Although Pooran made his T20 debut shortly after that in September, 2016, he remains on the fringes even now. He was bought by the Mumbai Indians franchise in IPL 2017, but did not get a game. Composure and temperament are two of Pooran's biggest qualities that would serve West Indies cricket well in these dire times.
#2 Shannon Gabriel
Broad chested and muscular, Shannon Gabriel is the fast bowler West Indies have dreamt of since the 90s. A skiddy bowler, Gabriel has shone for the Windies across formats in the past one year. He has formed a potent opening bowling partnership with Holder. Add in Alzarri Joseph and Miguel Cummins and the West Indian fast bowling resources do not seem so dry.
He was a vital factor in West Indies' series-levelling win against Pakistan in Abu Dhabi recently, taking a five-wicket haul that triggered a collapse. Gabriel has also been influential in ODIs, making a profound mark during the Tri-Series involving South Africa, Australia and West Indies in the Caribbean.
He troubled Hashim Amla, AB de Villiers, and Steven Smith among others in a splendid display of fast bowling. The kids in the Caribbean now have a fast bowler to model themselves on.
#1 Roston Chase
Roston Chase is the firefighter in the West Indian Test team and has shown serious maturity and temperament in crunch games for the nation. A classic all-rounder in the mold of Carl Hooper, Chase puts a price on his wicket and has a reputation for making runs when it matters.

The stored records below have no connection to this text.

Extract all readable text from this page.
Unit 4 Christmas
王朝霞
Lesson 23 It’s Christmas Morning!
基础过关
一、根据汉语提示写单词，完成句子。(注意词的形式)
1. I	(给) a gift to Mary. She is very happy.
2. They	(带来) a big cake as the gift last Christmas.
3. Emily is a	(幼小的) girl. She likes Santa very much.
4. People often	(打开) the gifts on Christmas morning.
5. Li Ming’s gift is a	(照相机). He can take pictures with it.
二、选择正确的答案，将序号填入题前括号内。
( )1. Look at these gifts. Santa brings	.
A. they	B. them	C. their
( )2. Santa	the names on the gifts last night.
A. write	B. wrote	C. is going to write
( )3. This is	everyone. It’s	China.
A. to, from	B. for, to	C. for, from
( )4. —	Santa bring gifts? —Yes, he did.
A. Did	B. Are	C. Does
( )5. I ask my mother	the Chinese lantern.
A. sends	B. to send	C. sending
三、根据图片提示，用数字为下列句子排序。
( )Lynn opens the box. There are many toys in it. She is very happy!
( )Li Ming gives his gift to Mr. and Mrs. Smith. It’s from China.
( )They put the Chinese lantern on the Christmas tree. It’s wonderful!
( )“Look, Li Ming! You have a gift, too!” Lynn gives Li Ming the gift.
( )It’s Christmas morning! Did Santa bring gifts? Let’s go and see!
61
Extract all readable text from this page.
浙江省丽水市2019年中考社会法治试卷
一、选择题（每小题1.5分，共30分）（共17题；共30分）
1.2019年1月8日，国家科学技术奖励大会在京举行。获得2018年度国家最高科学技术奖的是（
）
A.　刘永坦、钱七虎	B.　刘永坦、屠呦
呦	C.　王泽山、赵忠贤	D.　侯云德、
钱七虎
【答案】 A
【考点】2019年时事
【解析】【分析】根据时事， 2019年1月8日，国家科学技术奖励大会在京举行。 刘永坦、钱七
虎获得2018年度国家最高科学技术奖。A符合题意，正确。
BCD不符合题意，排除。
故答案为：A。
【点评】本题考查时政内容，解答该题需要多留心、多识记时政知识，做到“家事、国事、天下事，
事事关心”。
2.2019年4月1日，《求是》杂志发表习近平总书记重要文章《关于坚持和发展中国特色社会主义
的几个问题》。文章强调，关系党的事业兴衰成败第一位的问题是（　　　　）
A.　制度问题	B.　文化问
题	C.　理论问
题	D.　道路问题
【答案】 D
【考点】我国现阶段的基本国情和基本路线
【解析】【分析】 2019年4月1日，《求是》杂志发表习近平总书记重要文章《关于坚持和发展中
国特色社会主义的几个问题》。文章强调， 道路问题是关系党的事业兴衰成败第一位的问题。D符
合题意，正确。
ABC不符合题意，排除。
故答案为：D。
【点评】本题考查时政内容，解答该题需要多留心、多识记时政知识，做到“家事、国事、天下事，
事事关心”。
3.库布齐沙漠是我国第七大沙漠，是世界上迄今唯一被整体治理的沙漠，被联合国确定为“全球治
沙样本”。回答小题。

Amidst the see-and-hit batsmen in the West Indian line-up, Chase is a rare diamond and one worth preserving. He has bailed the Windies out of trouble on several occasions in the last two years and is the mainstay of their Test line-up. His composed style of batting should blend in well with the swashbuckling batters in the ODI side too. The right-hand batsman is also a handy off-spinner and has a five-wicket haul against India in Tests.